У Анаксагора, говорит Сократ, «порядок вещей вообще не возводится ни к каким причинам, но приписывается совершенно нелепо воздуху, эфиру, воде и многому иному» (98с, пер. С.П. Маркиша). Выражение оригинала καὶ ἄλλα πολλὰ καὶ ἄτοπα можно понять и в смысле «и многое другое, к тому же нелепое», тем самым считая и стихии частью нелепой для монистического рационалиста аргументацией, а можно «и многое другое, причем нелепо», усматривая здесь продолжение рассуждения о том, что отдельные вещи обладают собственными свойствами, которые никак не могут стать объяснениями других вещей, которые в этом смысле будут неуместны. Если бы Пумпянский принял второе, предикативное, а не субстантивное, толкование, он сразу бы признал марксизм (что он и сделал позднее), который ограничивает число объяснений и тем самым позволяет выстроить аргумент. В переводе В.Н. Карпова эти слова звучат в соответствии со вторым толкованием «и много других странностей», близок этому и перевод С.А. Жебелева, то есть «нелепо» понято как обозначение предмета и это смещение оказывается определяющим для аргумента Пумпянского, который видит в марксизме неспособность иметь дело именно со странным, капризным, в то время как с закономерным он вполне имеет дело. Тем самым марксисты оказываются не столько гегельянцами, сколько монистами, идеализирующими экономику, тогда как ценностные ряды для них закрыты.
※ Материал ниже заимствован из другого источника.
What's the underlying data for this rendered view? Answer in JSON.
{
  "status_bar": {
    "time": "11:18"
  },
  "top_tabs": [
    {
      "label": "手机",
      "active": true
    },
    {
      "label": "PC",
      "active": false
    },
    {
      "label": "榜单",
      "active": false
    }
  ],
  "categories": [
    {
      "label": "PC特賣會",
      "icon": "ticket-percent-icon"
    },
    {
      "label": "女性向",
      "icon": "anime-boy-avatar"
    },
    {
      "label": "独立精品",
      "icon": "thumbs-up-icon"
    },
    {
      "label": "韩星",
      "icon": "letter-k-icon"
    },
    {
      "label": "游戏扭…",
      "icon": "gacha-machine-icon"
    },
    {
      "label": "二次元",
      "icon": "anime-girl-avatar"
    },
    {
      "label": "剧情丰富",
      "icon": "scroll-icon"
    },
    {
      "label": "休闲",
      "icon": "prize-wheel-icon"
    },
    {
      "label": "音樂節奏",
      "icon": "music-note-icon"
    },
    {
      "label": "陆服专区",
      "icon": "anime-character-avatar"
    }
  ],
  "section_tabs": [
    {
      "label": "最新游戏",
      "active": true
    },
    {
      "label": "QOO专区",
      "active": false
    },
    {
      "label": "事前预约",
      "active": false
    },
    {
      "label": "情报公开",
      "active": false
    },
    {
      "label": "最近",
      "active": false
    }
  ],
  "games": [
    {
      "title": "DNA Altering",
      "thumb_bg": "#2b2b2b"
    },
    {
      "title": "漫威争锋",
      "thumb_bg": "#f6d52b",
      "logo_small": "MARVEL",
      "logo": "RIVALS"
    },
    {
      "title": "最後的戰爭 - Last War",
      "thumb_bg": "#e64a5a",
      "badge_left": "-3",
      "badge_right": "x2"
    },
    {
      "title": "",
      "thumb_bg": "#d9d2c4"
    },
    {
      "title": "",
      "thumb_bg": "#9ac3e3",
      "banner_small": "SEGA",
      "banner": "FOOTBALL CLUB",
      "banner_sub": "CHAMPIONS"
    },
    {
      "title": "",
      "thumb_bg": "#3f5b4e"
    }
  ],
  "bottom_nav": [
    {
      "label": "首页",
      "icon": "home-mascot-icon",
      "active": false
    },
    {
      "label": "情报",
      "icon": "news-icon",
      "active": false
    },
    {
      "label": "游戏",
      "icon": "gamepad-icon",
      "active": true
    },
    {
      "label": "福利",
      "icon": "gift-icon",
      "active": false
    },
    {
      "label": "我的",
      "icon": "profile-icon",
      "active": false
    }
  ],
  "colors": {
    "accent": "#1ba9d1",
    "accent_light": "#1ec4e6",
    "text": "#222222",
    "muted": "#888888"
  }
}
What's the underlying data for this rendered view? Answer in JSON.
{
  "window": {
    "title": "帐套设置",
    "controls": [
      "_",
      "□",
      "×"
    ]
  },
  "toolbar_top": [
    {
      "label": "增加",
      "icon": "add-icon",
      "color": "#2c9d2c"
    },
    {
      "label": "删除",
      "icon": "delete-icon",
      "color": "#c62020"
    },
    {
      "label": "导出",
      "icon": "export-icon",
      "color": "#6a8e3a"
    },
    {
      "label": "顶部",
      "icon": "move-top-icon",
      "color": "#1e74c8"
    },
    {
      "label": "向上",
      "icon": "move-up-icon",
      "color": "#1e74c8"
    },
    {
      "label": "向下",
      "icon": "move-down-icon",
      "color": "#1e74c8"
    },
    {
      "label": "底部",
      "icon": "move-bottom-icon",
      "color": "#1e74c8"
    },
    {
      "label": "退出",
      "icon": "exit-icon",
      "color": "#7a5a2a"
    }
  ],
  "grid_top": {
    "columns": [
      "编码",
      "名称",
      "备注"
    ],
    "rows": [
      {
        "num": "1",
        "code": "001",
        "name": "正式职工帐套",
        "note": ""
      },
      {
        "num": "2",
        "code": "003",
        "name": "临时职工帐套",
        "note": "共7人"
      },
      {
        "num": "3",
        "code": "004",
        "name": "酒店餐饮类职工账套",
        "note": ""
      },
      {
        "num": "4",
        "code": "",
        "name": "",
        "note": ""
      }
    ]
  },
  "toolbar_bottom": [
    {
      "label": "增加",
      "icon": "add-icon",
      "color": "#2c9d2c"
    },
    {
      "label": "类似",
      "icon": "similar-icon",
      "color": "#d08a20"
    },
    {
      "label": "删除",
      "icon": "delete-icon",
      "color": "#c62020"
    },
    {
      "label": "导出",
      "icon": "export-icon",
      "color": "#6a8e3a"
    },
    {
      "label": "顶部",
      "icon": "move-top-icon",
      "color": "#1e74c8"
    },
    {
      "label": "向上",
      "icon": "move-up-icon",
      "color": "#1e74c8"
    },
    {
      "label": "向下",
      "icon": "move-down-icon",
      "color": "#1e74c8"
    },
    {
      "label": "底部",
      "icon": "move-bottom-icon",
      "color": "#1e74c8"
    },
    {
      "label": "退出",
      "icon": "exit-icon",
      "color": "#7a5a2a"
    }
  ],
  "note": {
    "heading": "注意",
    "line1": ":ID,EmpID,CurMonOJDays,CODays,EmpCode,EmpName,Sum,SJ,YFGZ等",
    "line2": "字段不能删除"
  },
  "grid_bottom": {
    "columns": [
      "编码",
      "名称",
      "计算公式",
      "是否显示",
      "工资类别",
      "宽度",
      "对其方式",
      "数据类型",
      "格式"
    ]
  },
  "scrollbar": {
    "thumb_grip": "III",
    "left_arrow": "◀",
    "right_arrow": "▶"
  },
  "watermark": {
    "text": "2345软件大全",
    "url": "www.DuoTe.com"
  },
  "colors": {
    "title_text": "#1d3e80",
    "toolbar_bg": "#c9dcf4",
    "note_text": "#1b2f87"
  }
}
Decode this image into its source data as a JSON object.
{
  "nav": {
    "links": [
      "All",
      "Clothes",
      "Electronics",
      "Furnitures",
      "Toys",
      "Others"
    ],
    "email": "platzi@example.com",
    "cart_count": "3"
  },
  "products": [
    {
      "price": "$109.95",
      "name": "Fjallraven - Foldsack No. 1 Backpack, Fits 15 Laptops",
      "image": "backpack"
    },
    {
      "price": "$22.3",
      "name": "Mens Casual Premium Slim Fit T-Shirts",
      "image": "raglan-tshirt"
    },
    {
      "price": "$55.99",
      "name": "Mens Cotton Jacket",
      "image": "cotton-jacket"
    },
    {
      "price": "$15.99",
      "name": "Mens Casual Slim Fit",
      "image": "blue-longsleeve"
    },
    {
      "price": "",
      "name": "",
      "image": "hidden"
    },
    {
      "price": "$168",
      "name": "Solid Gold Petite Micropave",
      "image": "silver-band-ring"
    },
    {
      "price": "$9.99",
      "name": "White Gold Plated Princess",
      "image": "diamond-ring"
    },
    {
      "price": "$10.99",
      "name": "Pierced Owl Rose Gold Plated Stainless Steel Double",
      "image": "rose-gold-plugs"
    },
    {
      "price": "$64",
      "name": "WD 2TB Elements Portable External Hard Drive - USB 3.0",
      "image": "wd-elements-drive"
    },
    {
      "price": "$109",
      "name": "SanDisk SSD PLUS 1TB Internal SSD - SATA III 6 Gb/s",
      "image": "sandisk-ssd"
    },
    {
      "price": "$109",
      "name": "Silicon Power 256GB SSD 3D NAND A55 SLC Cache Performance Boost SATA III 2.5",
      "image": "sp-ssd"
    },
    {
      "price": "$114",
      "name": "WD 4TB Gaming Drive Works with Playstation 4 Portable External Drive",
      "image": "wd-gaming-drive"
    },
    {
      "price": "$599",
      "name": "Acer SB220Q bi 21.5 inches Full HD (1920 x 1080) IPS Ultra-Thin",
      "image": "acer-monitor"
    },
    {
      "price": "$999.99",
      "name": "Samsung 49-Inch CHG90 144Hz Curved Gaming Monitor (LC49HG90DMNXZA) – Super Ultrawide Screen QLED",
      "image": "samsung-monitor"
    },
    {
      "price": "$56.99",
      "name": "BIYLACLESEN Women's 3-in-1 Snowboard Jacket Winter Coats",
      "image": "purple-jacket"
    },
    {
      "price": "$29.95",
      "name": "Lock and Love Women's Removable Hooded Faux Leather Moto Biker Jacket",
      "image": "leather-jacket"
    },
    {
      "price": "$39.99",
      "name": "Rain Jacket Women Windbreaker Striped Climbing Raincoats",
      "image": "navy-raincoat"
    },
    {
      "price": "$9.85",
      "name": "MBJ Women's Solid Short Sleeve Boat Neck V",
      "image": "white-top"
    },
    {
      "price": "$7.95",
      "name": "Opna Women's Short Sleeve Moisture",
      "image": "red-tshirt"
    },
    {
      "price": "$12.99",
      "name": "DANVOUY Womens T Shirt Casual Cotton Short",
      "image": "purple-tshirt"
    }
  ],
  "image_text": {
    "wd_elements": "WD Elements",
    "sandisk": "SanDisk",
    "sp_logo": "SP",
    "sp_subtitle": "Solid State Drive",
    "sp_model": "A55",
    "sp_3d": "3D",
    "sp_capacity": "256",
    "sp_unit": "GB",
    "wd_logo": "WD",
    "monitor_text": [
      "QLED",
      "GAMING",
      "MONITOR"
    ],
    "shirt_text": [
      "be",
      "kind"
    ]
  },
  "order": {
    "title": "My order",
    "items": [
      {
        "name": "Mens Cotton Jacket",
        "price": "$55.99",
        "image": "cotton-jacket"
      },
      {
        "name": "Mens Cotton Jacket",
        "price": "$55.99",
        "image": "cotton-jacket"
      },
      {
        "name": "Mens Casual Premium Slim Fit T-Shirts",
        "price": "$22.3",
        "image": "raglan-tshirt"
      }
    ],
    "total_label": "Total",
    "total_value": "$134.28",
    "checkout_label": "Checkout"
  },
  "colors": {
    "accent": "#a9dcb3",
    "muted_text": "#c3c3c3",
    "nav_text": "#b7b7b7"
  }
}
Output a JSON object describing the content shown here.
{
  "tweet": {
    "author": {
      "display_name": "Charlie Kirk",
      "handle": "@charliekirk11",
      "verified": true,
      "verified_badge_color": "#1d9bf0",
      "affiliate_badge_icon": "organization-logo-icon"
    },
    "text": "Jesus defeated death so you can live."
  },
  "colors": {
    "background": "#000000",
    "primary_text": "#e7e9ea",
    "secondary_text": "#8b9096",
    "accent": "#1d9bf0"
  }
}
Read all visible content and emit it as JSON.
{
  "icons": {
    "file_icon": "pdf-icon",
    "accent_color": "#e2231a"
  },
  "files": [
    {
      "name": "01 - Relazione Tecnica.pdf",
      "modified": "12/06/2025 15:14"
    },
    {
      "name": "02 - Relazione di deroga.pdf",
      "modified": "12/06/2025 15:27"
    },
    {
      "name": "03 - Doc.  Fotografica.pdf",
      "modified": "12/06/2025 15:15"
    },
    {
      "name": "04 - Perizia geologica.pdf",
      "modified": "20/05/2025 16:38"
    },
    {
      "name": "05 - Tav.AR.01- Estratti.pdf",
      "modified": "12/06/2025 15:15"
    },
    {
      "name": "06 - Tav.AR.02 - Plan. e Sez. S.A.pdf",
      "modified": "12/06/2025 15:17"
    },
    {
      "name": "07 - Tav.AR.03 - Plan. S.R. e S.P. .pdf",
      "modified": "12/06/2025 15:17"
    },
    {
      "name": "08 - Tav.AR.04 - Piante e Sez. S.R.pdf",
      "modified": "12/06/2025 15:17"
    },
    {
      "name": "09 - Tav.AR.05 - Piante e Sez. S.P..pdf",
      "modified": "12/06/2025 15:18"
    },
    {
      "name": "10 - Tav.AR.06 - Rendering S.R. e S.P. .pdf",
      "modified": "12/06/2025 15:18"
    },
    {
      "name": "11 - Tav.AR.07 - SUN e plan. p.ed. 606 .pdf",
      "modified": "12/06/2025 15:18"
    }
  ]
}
Итак, принятие предикативности нелепого означает и принятие тогдашней марксистской феноменологии культуры, во всем ее тогдашнем разнообразии и вариативности. Н.И. Николаев, ссылаясь на Н.К. Бонецкую, усматривает параллель этой ссылки на «Федон» в трактате М.М. Бахтина «Автор и герой в эстетической деятельности»:

«Наивный позитивизм полагает, что мы имеем дело в мире то есть в событии мира, ведь в нем мы живем и поступаем и творим, с материей, с психикой, с математическим числом, что они имеют отношение к смыслу и цели нашего поступка и могут объяснить наш поступок, наше творчество именно как поступок, как творчество (пример с Сократом у Платона). Между тем эти понятия объясняют лишь материал мира, технический аппарат события мира» [Бахтин, 1986, с. 178].

Имеется в виду, что Сократ ставит в пример себя: мои кости и сухожилия не объяснят мой поступок перед лицом смерти, равно как и стихии не объяснят бытие мира. То есть Бахтин, понимая материал мира субстантивно, а предикативность оставляя только за поступком, исходит из онтологического и креационистского понимания «Федона», чего нет у Пумпянского, для которого существенно другое. Неожиданный переход Пумпянского к пониманию культуры как системы реликтов в смысле Н.Я. Марра (который, бесспорно, понимается, как один из творческих марксистов, имеющих право рассуждать о культурно нелепом или диковинном не меньше Плеханова или Луначарского), и выведение рифмы не из оптимистической экономики, а из системы реликтов, по сути материальных нелепых предикатов самого бытия, оказывается здесь закономерным:

«Теория акад. Н.Я. Марра указала на реликтовый характер кавказских языков: вот пример реликта нейтрального и социально безразличного (конечно, относительно; вполне безразличных социально явлений нет и не может быть). Реликтом, по-видимому, и тоже нейтральным (возьмем пример из другой области), является рифма»1 [Пумпянский, 2000, c. 450].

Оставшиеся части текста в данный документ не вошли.